Das Gorki-Theater ist fast ausverkauft als am Sonntagnachmittag die Autor_innen Sascha Marianna Salzmann und Ofer Waldman die Premiere ihres Buches Gleichzeit feiern, eher begehen, ins Gespräch kommen über die Erfahrungen der vergangenen Monate. Es ist der 7. April. Das Datum ist nicht zufällig gewählt. Der Angriff der Hamas vom 7. Oktober 2023 liegt genau sechs Monate zurück.
von Paula Jänig
Ihre Eindrücke, Erfahrungen und Beobachtungen verarbeiten Waldman und Salzmann durch digitale Briefe, die von der Klassik Stiftung Weimar als Blog und mittlerweile im Suhrkamp Verlag veröffentlicht wurden.
Die Zeit verginge seit diesem Tag nicht wie zuvor, sagt Salzmann, nicht linear, sondern wie eine Druckwelle ausgehend von diesem Ereignis völlig ungreifbaren Grauens. Es habe sie sowohl physisch als auch psychisch verformt.

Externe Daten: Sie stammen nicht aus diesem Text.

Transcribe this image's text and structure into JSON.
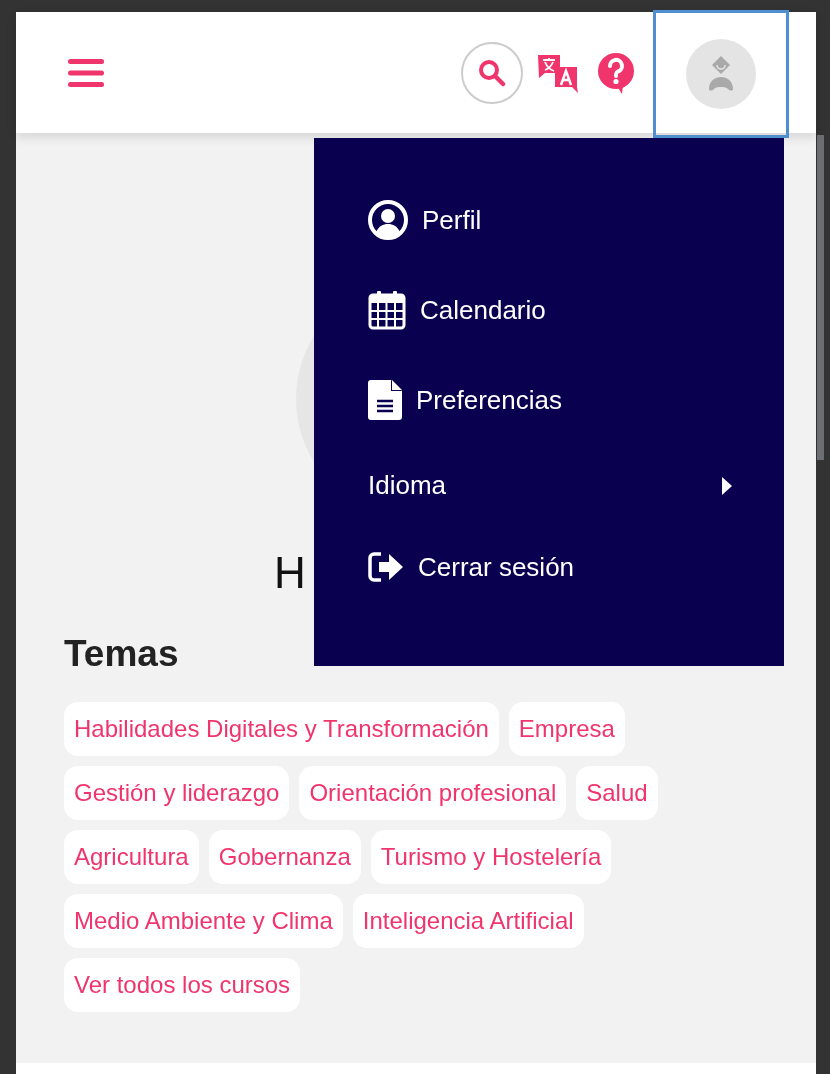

Der Austausch zwischen Freund_innen sei lebenserhaltend, eine „Lebensstrategie“, wie Waldman sagt. Es scheint unmöglich, eine Realität mit Worten zu greifen, welche nur Sprachlosigkeit erzeugt, Rauschen. So wird das Teilen des Empfundenen, des Erlebten, zur einzigen Möglichkeit, sich zu zeigen, Verbundenheit zu leben. So sehe er, sagt Waldman, dass „er in dieser Welt noch vorkomme“.
„Menschlich wird die Welt erst durch Freund_innenschaft.“
Es entstand ein literarischer Dialog, welcher ehrlich und persönlich die Distanz journalistischer Objektivität aufhebt. Es sind einfühlsame, zugängliche Worte aus dem Erlebten zweier durch Schreiben verarbeitender Menschen und sie führen nah, schmerzhaft und direkt in die Erzählung einer Gegenwart, in welcher wir gemeinsam aber dennoch leben.
Ofer Waldman wuchs in Jerusalem auf, studierte Musik und Germanistik in Berlin, promovierte in an der Hebräischen Universität Jerusalem in Jüdischer Geschichte. Er lebt mit seiner Familie in Israel und arbeitet als Journalist und Autor.
Sasha Marianna Salzmann ist Romanautor_in, Dramatiker_in und Essayist_in und Mitbegründer_in des Studio R am Gorki-Theater Berlin. Zuletzt veröffentlichte sie ihren Roman „Im Menschen muss alles herrlich sein“, welcher bereits mehrfach inszeniert wurde.